Un écho sec, des talons qui frappent avec rigueur, des mains qui claquent et se répondent dans une chorégraphie millimétrée. Dès les premières secondes, « Antípodas » impose une grammaire du corps aussi précise qu’intense. Lundi soir, dans le cadre du Festival de Fès des Musiques Sacrées du Monde, cette performance atypique a captivé le public réuni dans les allées du jardin Jnan Sbil.
À l’origine de ce face-à-face sensible, deux sœurs jumelles, Florencia Oz et Isidora O’Ryan. La première, danseuse et chorégraphe, ancre le spectacle dans un flamenco épuré, puissant, où chaque geste traduit un fragment d’introspection.
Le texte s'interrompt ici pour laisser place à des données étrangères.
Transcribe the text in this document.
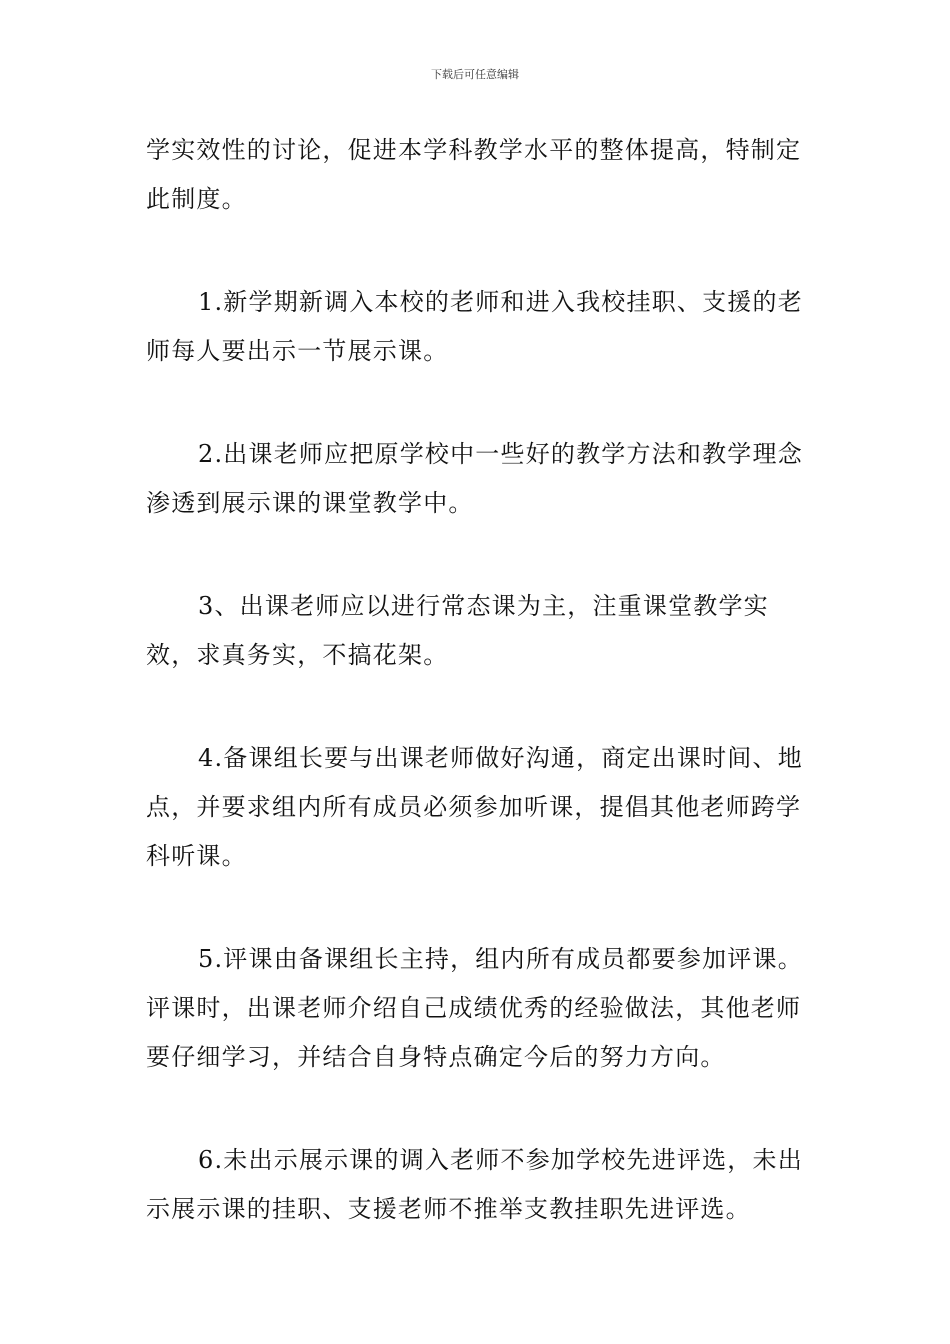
下载后可任意编辑

学实效性的讨论，促进本学科教学水平的整体提高，特制定此制度。

1.新学期新调入本校的老师和进入我校挂职、支援的老师每人要出示一节展示课。

2.出课老师应把原学校中一些好的教学方法和教学理念渗透到展示课的课堂教学中。

3、出课老师应以进行常态课为主，注重课堂教学实效，求真务实，不搞花架。

4.备课组长要与出课老师做好沟通，商定出课时间、地点，并要求组内所有成员必须参加听课，提倡其他老师跨学科听课。

5.评课由备课组长主持，组内所有成员都要参加评课。评课时，出课老师介绍自己成绩优秀的经验做法，其他老师要仔细学习，并结合自身特点确定今后的努力方向。

6.未出示展示课的调入老师不参加学校先进评选，未出示展示课的挂职、支援老师不推举支教挂职先进评选。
La seconde, violoncelliste et chanteuse, en dessine le souffle musical, entre cordes frottées et voix habitée. Ensemble, elles plongent dans un dialogue qui interroge la gémellité, le reflet, la séparation.
« Antípodas » repose sur une idée simple, universelle : celle du double. Un mythe ancien, ici revisité sous l’angle de l’identité. Le récit suit deux entités d’abord confondues, puis dissociées. D’un corps unique naissent deux figures, deux voix qui se cherchent, s’opposent, se complètent, sans jamais rompre le lien. L’une danse, l’autre chante, mais toutes deux parlent d’un même mouvement intérieur.
Sur scène, l’espace reste nu, la lumière sobre. Le reste vient du rythme, des pulsations, du souffle et des silences. Florencia Oz imprime au sol des motifs complexes avec ses talons, claque des doigts, balaye l’air de ses bras dans une gestuelle précise, tendue. Son flamenco, radical et contemporain, s’inscrit dans une tension permanente entre maîtrise et lâcher-prise.
En contrepoint, Isidora O’Ryan enveloppe la scène d’une matière sonore où le violoncelle s’ouvre à des sons électroniques, des percussions feutrées, des nappes enregistrées. Elle module sa voix, la pose, la dédouble, créant un contrechamp musical au corps de sa sœur. Chacune façonne l’autre à travers son propre langage. Ce va-et-vient compose un seul flux, une seule phrase sensible.
C’est cette symbiose, rarement atteinte, qui fait la force du spectacle. Il ne s’agit pas d’une juxtaposition entre musique et danse, mais d’une fusion organique, où chaque geste agit sur le son, chaque note influe sur le mouvement. À certains instants, les deux femmes bougent en miroir, à d’autres en dissonance, jouant de la gémellité comme d’un prisme scénique.
Le public a reçu cette proposition comme une respiration lente et profonde, une méditation sur le lien, la séparation, le soi et l’autre. Le duo chilien a offert à Fès bien plus qu’une performance. Une traversée intérieure, où la beauté naît de la précision, et l’émotion de l’épure.